Я сел на кровати и посмотрел вокруг, издавая горлом жалобный полузвук-полушум. Я ударил себя по губам, стиснул и разжал кулаки, желая нанести жестокий удар. Я обнаружил, что стою, резко дуя на незажженную свечу. Даже тогда я понимал всю бессмысленность этого и, тем не менее, продолжал, пытаясь заставить невидимое пламя исчезнуть, чтобы ночь могла возвратиться своими темными тропами. Вернуть обратно Клариссу.
Кларисса.
Щелкающий звук заполнил горло, и тело мое буквально скорчилось. Не от боли и не от удовольствия, но от слияния того и другого. Я набросил на плечи халат брата и прошествовал в безмолвный коридор. У меня не осталось ни голода, ни жажды, ни других физических потребностей. Бесчувственное тело, раб тирании, которая заковала меня в цепи и теперь отказывалась освободить.
Я стоял на верхней площадке лестницы, настороженно прислушиваясь, пытаясь представить, как она скользит наверх, чтобы встретить меня, теплая и трепещущая, окруженная голубой дымкой. Кларисса. Я быстро закрыл глаза, зубы скрипнули, и на какую-то долю секунды я почувствовал, что цепенею от ужаса. На какую-то долю секунды я стал свободен.
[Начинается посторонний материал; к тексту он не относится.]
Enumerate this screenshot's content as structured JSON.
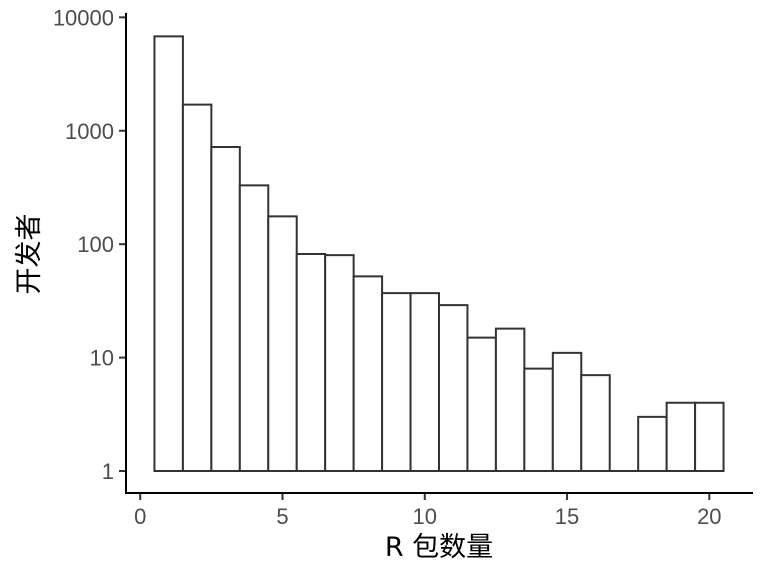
{
  "chart_data": {
    "type": "bar",
    "x": [
      1,
      2,
      3,
      4,
      5,
      6,
      7,
      8,
      9,
      10,
      11,
      12,
      13,
      14,
      15,
      16,
      17,
      18,
      19,
      20
    ],
    "values": [
      6800,
      1700,
      720,
      330,
      176,
      82,
      80,
      52,
      37,
      37,
      29,
      15,
      18,
      8,
      11,
      7,
      1,
      3,
      4,
      4
    ],
    "bar_width": 1,
    "xlabel": "R 包数量",
    "ylabel": "开发者",
    "xlim": [
      -0.5,
      21.5
    ],
    "ylim": [
      0.64,
      10700
    ],
    "yscale": "log",
    "xticks": [
      0,
      5,
      10,
      15,
      20
    ],
    "xtick_labels": [
      "0",
      "5",
      "10",
      "15",
      "20"
    ],
    "yticks": [
      1,
      10,
      100,
      1000,
      10000
    ],
    "ytick_labels": [
      "1",
      "10",
      "100",
      "1000",
      "10000"
    ],
    "grid": false,
    "colors": {
      "bar_fill": "#ffffff",
      "bar_outline": "#333333",
      "axis": "#000000",
      "tick_label": "#4d4d4d"
    }
  }
}
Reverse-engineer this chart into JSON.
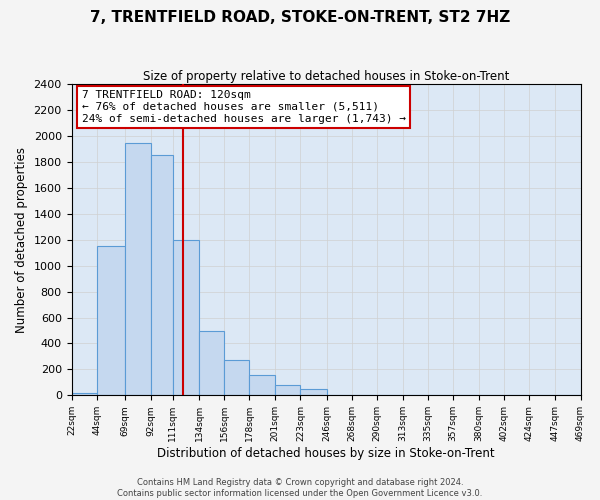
{
  "title": "7, TRENTFIELD ROAD, STOKE-ON-TRENT, ST2 7HZ",
  "subtitle": "Size of property relative to detached houses in Stoke-on-Trent",
  "xlabel": "Distribution of detached houses by size in Stoke-on-Trent",
  "ylabel": "Number of detached properties",
  "bar_edges": [
    22,
    44,
    69,
    92,
    111,
    134,
    156,
    178,
    201,
    223,
    246,
    268,
    290,
    313,
    335,
    357,
    380,
    402,
    424,
    447,
    469
  ],
  "bar_heights": [
    20,
    1150,
    1950,
    1850,
    1200,
    500,
    270,
    155,
    80,
    50,
    0,
    0,
    0,
    0,
    0,
    0,
    0,
    0,
    0,
    0
  ],
  "bar_color": "#c5d8ef",
  "bar_edge_color": "#5b9bd5",
  "property_line_x": 120,
  "property_line_color": "#cc0000",
  "annotation_text": "7 TRENTFIELD ROAD: 120sqm\n← 76% of detached houses are smaller (5,511)\n24% of semi-detached houses are larger (1,743) →",
  "annotation_box_color": "#ffffff",
  "annotation_box_edge": "#cc0000",
  "ylim": [
    0,
    2400
  ],
  "yticks": [
    0,
    200,
    400,
    600,
    800,
    1000,
    1200,
    1400,
    1600,
    1800,
    2000,
    2200,
    2400
  ],
  "xtick_labels": [
    "22sqm",
    "44sqm",
    "69sqm",
    "92sqm",
    "111sqm",
    "134sqm",
    "156sqm",
    "178sqm",
    "201sqm",
    "223sqm",
    "246sqm",
    "268sqm",
    "290sqm",
    "313sqm",
    "335sqm",
    "357sqm",
    "380sqm",
    "402sqm",
    "424sqm",
    "447sqm",
    "469sqm"
  ],
  "footer1": "Contains HM Land Registry data © Crown copyright and database right 2024.",
  "footer2": "Contains public sector information licensed under the Open Government Licence v3.0.",
  "grid_color": "#d0d0d0",
  "bg_color": "#dce8f5",
  "fig_bg_color": "#f4f4f4"
}
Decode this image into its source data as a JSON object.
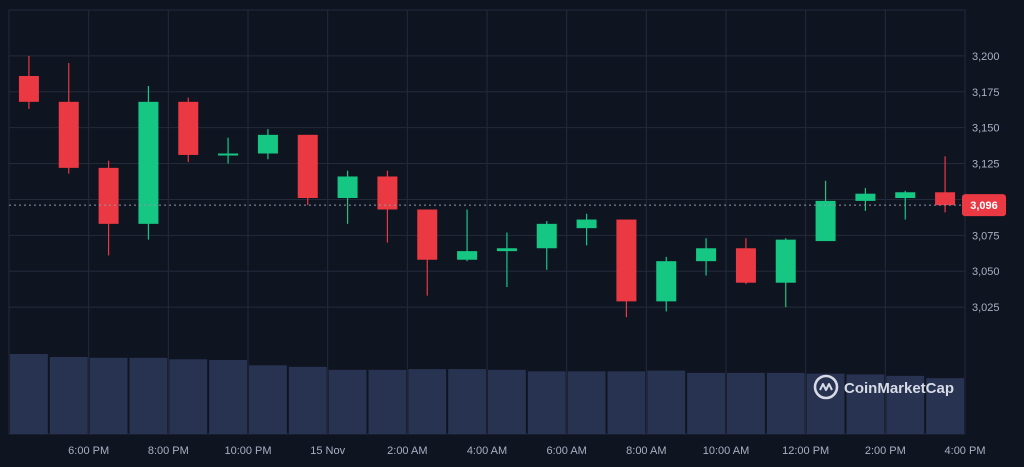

Но, со следующим вздохом, я был снова порабощен. Я стоял неподвижно, ощущая себя частью дома, словно балки или окна. Я дышал его дыханием, слышал в себе его беззвучное сердцебиение. Мы слились, я узнавал его прошлое, осязал мертвые руки, сцепившие пальцы на подлокотниках кресел, на перилах, на дверных ручках, слышал тяжелую поступь невидимых ног, смех над давно угасшей шуткой.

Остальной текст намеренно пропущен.